“How old is he?” Edwin demanded, for the sake of saying something.
“About nine,” said Janet.
“He doesn’t look it.”
“No, but he talks it—sometimes.”
George did not in fact look his age. He was slight and small, and he seemed to have no bones—nothing but articulations that functioned with equal ease in all possible directions. His skin was pale and unhealthy. His eyes had an expression of fatigue, or he might have been ophthalmic. He spoke loudly, his gestures were brusque, and his life was apparently made up of a series of intense, absolute absorptions. The general effect of his personality upon Edwin was not quite agreeable, and Edwin’s conclusion was that George, in addition to being spoiled, was a profound and rather irritating egoist by nature.
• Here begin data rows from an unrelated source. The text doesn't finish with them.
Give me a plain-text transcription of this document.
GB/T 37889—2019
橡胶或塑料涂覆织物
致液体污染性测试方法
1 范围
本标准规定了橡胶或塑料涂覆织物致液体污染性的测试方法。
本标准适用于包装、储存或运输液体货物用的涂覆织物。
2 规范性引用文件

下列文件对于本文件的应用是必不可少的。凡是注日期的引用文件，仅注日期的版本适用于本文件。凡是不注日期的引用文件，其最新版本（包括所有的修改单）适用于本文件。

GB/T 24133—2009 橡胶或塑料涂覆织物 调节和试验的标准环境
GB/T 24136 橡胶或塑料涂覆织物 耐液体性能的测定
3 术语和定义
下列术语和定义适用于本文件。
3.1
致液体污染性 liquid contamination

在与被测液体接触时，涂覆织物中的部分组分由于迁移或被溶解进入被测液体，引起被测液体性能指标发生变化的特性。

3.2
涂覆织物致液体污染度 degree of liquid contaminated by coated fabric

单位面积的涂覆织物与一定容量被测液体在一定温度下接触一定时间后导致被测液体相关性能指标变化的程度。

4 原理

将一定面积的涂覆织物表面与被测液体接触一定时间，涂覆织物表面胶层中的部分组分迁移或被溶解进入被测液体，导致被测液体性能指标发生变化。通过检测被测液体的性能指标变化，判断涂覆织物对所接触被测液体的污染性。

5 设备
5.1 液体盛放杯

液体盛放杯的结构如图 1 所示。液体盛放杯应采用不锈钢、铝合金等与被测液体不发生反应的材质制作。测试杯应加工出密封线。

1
“By the way,” he murmured, “what’s Mr Cannon?”
“Oh!” said Janet, hesitating, with emotion, “she’s a widow.”
He felt sick. Janet might have been a doctor who had informed him that he was suffering from an unexpected disease, and that an operation severe and perilous lay in front of him. The impartial observer in him asked somewhat disdainfully why he should allow himself to be deranged in this physical manner, and he could only reply feebly and very meekly that he did not know. He felt sick.
Suddenly he said to himself making a discovery—
“Of course she won’t come to Bursley. She’d be ashamed to meet me.”